I problemi alla tiroide sono molto frequenti durante la menopausa. Ecco i risultati della campagna di sensibilizzazione “Tiroide, Meriti il Meglio”.

Young female doctor examining her patient.

La tiroide è una grande protagonista della salute femminile, soprattutto in menopausa, periodo della vita in cui aumenta il rischio di iper e ipotiroidismo. Per questo motivo la Fondazione Cesare Serono ha lanciato la campagna di sensibilizzazione “Tiroide, Meriti il Meglio”, che quest’anno ha voluto puntare sui momenti importanti di cambiamento per le donne. Sono stati compilati 5.000 questionari arrivati in questa edizione, una percentuale significativa, il 10%, è stata compilata da donne in menopausa.

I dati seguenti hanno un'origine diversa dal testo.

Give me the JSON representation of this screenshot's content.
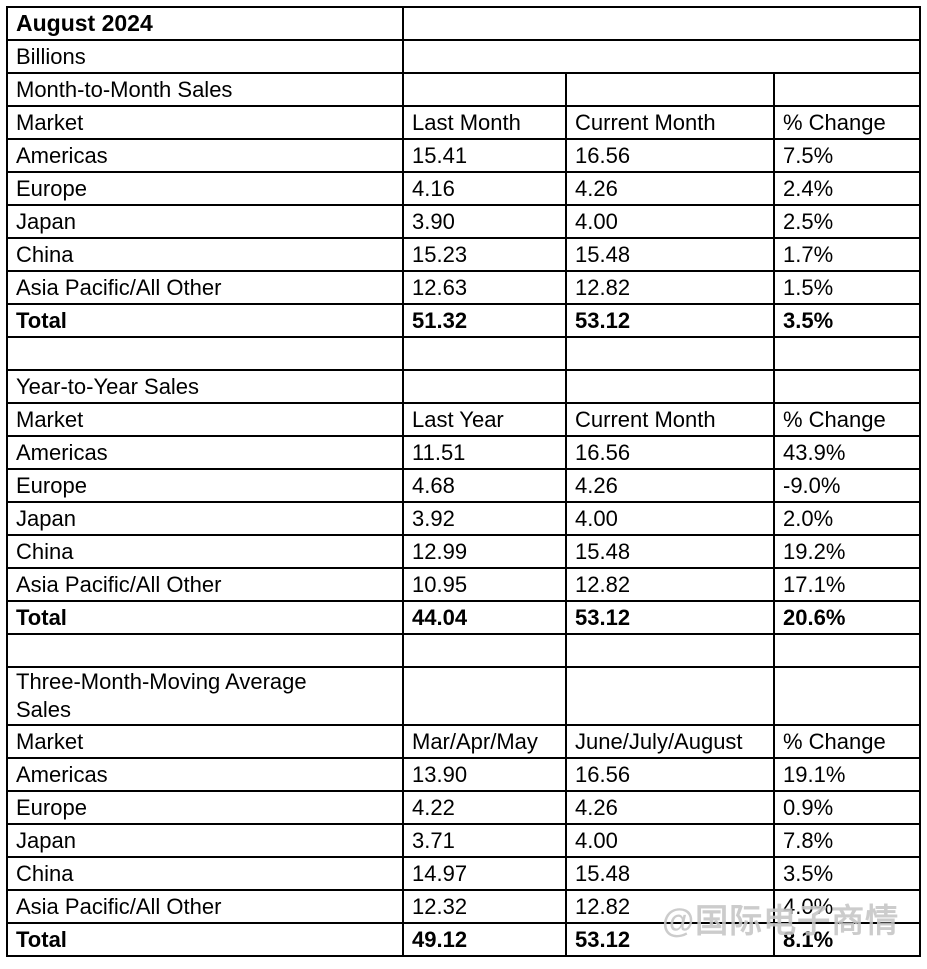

“Siamo molto soddisfatti dei risultati di “Tiroide, Meriti il Meglio” perché hanno confermato l’interesse del pubblico sui temi che abbiamo posto al centro della campagna di quest’anno e la necessità di proseguire con l’attività di sensibilizzazione sulle patologie tiroidee per le quali il ritardo diagnostico è ancora importante e provoca un forte impatto sulla qualità di vita delle persone”.

Ha commentato Gianfranco Conti, Direttore della Fondazione Cesare Serono. È bene ricordare, che menopausa a parte, tra i 50 e i 60 anni aumentano le probabilità di sviluppare problemi alla tiroide: primo tra tutti l’ipotiroidismo, a causa delle diverse forme di tiroidite, fra le quali la diffusa tiroidite di Hashimoto. Non è quindi un caso che il 5% delle donne dai 60 anni in poi soffra proprio di ipotiroidismo.

Fate quindi attenzione ai sintomi. Quali sono? L’astenia e l’aumento di peso non dovuto a cambiamenti delle abitudini di vita. In menopausa è molto importante prestare attenzione pure ai possibili sintomi dell’ipertiroidismo, come l’intolleranza al caldo, l’insonnia, le palpitazioni ed eccessiva irritabilità.